The original question that inspired these creativity posts asked what books I recommended for the creative process. My answer is any book. There is no particular book I know on the process that is particularly helpful because my reading in this area is nonexistent. Still, any experience is of help. Sometimes we just need to hear the same thing said in a different way.
Here are are my tips for finding that extra bit of creativity when needed. I consulted no other articles putting this together, but have read on this topic in the past and these suggestions likely echo others. What makes sense for one often makes sense for others.
Spark Tip #1: Read
This past week I read a somewhat dated action/suspense thriller. It mainly concerned terrorism. This book gave me the idea for a new chapter in my current project, a middle-grade mystery. More
specifically, the chapter concerns a key figure in the story and his experiences. There is a direct relationship between the information and unraveling the mystery. None of it involves terrorism. In fact, it’s mainly about carpentry.
How did the book inspire this? I’m not entirely certain. No similar chapter appears in the book. Nonetheless, the text engaged in a way where the thought processes used were similar to what was needed to create the idea. Logically, that is the best answer I can give.
Reading stimulates our brains, and fiction in particular should spark the creative center. If it doesn’t, the author isn’t doing a good job. We constantly concoct visuals to go with the text. This is the reverse of how I write: my brain creates a visual and text is written that puts the same visual in the head of a reader. That’s the idea anyway.
Different tools stimulate our brains in different ways. As an example, each night before studying in college I did the New York Times crossword. It took a couple of months to actually finish a full crossword, but complete or not the clues stimulated the analytical parts of my brain and made the reading much easier. Our classes were largely discussion based (small school), so breaking down large amounts of text into easy-to-explain summaries was the task at hand. It was a sort of game and the crossword gave the right mental nudge to do it.
Spark Tip #2: Write!
“Wait, but that’s exactly what I’m having trouble with!” Think of it as a lateral maneuver. Your mind won’t go where you want it to, so take it somewhere else and find another path to what you want. Write about something fun, or something you know. There is a scene in Finding Forrester, where Sean Connery plays a famous author, that rings true. He sits down to write while his protege sits across from him waiting for inspiration. “Start with something familiar,” Connery says and gives him an old essay. The younger man copies the first sentence and then he’s off on his own writing journey.
Everyone writes a bit different and our experiences are unique. Maybe you love to compose poetry, but the project in front of you isn’t a poem. It doesn’t matter because, again, you access the right part of your mind. Once you wake up those brain cells, put them to work on what you really want to write.

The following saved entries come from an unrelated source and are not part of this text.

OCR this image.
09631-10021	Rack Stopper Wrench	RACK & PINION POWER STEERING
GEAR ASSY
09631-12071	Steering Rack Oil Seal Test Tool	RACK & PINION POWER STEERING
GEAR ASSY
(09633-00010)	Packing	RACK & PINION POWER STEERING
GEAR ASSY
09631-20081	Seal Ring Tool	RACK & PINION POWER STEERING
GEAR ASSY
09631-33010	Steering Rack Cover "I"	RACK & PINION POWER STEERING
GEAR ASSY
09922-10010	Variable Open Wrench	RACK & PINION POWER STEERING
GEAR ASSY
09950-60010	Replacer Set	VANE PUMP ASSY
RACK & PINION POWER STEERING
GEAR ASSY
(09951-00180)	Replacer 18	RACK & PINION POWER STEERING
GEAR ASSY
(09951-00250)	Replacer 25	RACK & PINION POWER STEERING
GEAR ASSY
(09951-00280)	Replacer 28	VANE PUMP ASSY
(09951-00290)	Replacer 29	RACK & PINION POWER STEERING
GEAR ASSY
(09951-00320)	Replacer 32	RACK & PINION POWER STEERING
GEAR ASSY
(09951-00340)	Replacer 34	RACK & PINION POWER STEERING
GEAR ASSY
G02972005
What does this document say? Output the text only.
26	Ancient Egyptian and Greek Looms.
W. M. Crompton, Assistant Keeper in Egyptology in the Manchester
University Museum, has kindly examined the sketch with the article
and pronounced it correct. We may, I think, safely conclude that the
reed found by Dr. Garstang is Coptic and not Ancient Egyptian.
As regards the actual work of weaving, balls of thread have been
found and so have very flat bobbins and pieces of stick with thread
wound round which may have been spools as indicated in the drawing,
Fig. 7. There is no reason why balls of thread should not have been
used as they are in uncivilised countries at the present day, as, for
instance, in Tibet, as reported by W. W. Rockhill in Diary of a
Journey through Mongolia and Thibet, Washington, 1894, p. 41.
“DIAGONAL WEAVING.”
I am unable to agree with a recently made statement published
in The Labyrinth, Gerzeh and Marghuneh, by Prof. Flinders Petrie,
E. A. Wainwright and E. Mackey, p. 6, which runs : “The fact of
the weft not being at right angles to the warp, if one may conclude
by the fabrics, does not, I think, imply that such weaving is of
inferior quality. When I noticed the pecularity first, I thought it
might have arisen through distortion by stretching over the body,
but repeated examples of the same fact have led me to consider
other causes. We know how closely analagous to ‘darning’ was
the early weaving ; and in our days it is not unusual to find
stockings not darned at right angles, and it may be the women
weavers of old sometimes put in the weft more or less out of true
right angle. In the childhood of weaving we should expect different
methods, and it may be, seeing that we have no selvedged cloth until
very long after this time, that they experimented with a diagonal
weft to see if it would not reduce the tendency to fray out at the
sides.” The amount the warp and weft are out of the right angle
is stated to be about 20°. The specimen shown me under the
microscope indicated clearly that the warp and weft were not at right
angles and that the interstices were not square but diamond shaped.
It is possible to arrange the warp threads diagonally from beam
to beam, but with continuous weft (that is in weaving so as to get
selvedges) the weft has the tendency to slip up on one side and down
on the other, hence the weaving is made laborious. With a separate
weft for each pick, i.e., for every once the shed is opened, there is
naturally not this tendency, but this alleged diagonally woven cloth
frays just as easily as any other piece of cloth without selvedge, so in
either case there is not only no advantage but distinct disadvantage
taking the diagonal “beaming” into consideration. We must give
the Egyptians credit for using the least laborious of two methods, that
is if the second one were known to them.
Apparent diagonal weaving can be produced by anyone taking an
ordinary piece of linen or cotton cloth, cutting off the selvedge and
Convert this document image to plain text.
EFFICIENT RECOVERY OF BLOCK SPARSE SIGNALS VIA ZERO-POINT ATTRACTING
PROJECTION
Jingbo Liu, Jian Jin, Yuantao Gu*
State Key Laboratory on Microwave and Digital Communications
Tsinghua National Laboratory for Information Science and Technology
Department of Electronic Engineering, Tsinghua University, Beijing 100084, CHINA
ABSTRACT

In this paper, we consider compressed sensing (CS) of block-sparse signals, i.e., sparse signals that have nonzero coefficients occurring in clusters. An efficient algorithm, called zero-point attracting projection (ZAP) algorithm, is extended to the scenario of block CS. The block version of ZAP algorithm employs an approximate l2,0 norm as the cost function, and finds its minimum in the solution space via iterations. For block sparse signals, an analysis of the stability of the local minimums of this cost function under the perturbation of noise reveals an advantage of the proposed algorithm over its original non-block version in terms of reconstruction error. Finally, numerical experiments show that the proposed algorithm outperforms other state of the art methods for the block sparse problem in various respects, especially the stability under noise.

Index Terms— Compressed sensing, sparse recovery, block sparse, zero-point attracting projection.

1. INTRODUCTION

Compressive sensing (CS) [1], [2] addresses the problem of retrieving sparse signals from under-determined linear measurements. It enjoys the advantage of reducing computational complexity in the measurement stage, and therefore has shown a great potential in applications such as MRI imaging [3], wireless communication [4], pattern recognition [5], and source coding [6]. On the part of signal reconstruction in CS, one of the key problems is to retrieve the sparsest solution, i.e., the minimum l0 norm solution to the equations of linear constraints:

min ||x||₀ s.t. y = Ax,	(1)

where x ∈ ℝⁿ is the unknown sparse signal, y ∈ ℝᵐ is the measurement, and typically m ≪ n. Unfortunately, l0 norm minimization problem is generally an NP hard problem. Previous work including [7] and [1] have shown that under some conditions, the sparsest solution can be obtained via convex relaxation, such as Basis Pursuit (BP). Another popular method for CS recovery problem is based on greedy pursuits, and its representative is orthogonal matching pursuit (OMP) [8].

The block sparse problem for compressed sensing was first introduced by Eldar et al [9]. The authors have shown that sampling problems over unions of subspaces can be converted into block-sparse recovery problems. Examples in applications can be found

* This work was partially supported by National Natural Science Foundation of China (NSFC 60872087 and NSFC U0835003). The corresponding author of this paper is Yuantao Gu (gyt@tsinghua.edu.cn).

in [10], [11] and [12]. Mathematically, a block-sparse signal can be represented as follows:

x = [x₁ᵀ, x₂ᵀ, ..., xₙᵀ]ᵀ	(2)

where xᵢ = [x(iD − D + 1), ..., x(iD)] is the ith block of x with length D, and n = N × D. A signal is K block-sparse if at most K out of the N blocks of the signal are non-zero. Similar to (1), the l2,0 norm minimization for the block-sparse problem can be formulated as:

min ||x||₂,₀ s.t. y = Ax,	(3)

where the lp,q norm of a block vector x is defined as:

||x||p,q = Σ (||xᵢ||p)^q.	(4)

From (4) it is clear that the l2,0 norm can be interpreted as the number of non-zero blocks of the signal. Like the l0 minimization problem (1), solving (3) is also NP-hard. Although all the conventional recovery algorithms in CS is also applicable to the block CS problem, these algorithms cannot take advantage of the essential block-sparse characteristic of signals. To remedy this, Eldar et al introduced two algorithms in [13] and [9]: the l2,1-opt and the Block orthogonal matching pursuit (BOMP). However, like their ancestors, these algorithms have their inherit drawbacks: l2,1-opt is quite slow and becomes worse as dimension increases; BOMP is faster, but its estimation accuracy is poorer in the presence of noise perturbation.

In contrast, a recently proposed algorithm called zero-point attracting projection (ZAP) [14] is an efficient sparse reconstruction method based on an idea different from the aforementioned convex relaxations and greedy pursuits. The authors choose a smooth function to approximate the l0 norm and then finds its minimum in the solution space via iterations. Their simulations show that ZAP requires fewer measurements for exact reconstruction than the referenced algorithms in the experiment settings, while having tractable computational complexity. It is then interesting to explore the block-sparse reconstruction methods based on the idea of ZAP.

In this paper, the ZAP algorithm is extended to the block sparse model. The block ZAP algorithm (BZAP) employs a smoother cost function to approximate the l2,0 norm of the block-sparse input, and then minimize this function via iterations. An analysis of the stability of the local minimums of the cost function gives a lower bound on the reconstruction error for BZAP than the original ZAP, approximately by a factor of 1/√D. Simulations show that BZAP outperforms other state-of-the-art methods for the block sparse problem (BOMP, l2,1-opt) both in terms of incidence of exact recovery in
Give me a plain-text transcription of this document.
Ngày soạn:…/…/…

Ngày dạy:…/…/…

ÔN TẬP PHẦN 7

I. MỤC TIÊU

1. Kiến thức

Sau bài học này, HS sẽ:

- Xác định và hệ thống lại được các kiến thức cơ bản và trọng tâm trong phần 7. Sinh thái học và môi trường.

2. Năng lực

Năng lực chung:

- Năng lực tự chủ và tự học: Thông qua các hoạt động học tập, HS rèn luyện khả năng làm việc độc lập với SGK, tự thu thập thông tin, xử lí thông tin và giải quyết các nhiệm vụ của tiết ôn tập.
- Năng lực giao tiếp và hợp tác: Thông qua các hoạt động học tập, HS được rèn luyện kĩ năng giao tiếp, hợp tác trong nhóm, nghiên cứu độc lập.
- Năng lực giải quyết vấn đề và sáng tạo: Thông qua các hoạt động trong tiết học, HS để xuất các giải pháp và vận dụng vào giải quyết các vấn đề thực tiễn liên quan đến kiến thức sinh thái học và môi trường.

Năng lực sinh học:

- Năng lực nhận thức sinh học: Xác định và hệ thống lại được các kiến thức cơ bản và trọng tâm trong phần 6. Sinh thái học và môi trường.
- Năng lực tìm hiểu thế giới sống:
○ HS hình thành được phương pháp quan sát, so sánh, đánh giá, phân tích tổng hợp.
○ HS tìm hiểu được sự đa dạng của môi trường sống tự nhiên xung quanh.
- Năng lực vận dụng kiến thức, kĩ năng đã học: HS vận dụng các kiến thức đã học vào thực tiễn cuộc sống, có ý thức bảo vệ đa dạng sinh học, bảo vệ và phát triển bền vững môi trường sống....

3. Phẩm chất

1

The results of my experience with this are mixed. I have a hard time writing about my hobbies and tend to lose focus on the intended message. Our experience with our interests is immersive; there is a lot of information stored in our heads! We have so much detail in our memories is not always easy to put aside that clutter and effectively communicate our experience. So it is sometimes a frustrating exercise to write about things we love.
That said, the effort expended is not a waste. Part of the creativity we want to access is simply forming sentences and varying their structure. That is a worthwhile way to spend time.
Spark Tip #3: Edit
You might also backtrack a bit if you’re in the middle of a project. Do some light editing or re-read the previous chapter. In other words, re-connect with the ideas that advanced the story or make
new connections. It’s a good idea even if the storyline you want to write isn’t directly related (possible, but unlikely).
This is an effective technique. First, it puts me more at ease with the book draft because it cleans up a few things. Second, it re-establishes the pace of the narrative. The mental energy that goes along with being part of that pace opens up the story. Once again, we’re immersed in the feel of the book. If you pair this with the fourth tip, it should give you somewhere to go.
Spark Tip #4: Consult Yourself
You made an outline, right? Okay, go back and take a look. Remember the arc you envisioned when all this started. It sounds a little odd, I mean, you might have the outline pinned to the wall and think you constantly access it. But we can and do lose focus. My chapter book mystery The Shield of Horatius is set, mainly, in modern Rome and the characters visit some amazing sites. There is a mighty temptation to drone on about the surroundings.
We put together likable characters that interact in interesting ways and…maybe…we overdo it. We fall in love with the dialogue and forget to serve the story even while we think we’re serving the art. The art, however, isn’t writing, it is storytelling. Witty banter between characters only does so much for the book. Consult your outline. Get back on track with the story.
Mind maps and other idea-generating practices also might be useful. I use and recommend these for essays, but never had a need for them when it comes to writing narrative fiction. No matter what anyone suggests, when you make the effort you likely will find something that suits you. As I said, our writing and our experiences all differ. It stands to reason there is no true model to produce a creative spark in every single one of us.
Good luck with your writing and thanks for reading!